Moorhead said the video recalled the time when Steve Jobs addressed the press on "antennagate" in 2010. Antennagate was the name Jobs gave to the controversy over the iPhone 4 when some users complained of dropped calls when touching the edge of the phone, a gesture which bridged a gap separating two antennas.
Analyst Jack Gold of J.Gold Associates, said the video was "exactly what Samsung needed to do to maintain consumer confidence in their products."
Gold said not all vendors would have produced such a video, which called attention to its exchange process and other steps the vendor has taken. "Samsung has taken the initiative to make things right and I suspect most consumers will be pleased … Samsung will likely suffer no ill will long term."

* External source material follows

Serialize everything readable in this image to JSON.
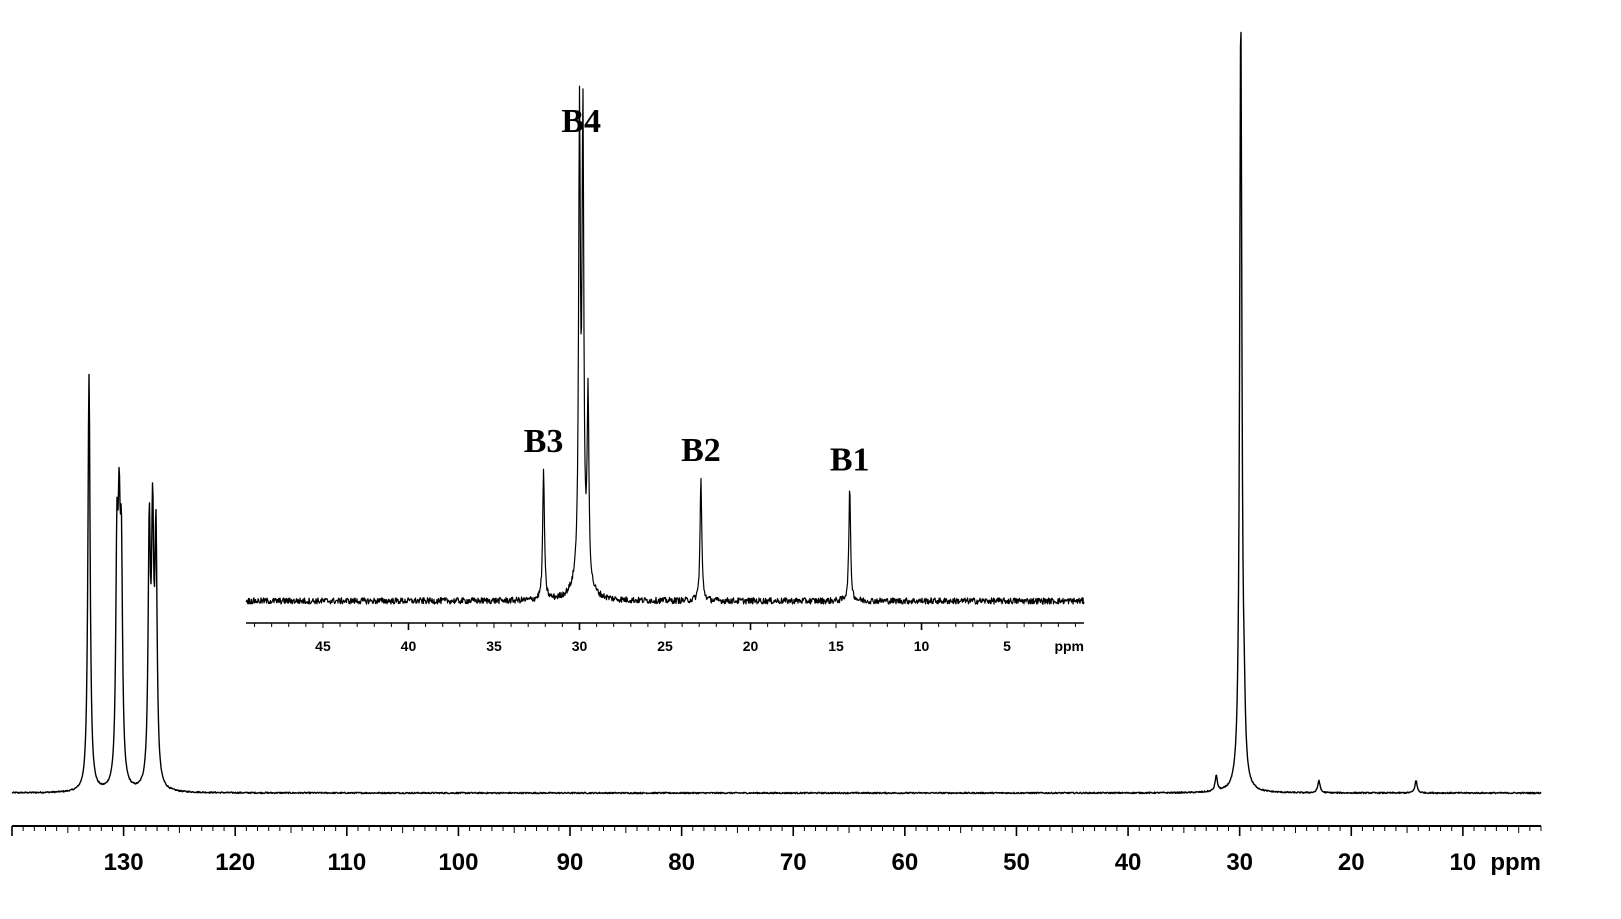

The exchange and refund process might be potentially costly to Samsung, he added, but "it puts a halt to the negative perception and helps them remain a reputable supplier of products in the consumer's eyes."
Jeff Kagan, an independent analyst, was less charitable. On a scale of 1 to 10 for effectiveness, he gave the Samsung video a 5.
“It’s an effort, but not strong enough to make a difference,” Kagan said. "The damage is done. Their brand is now damaged. The only question is how deep will that damage go and how long will that damage last?
"If anyone get’s injured, this will escalate very quickly.”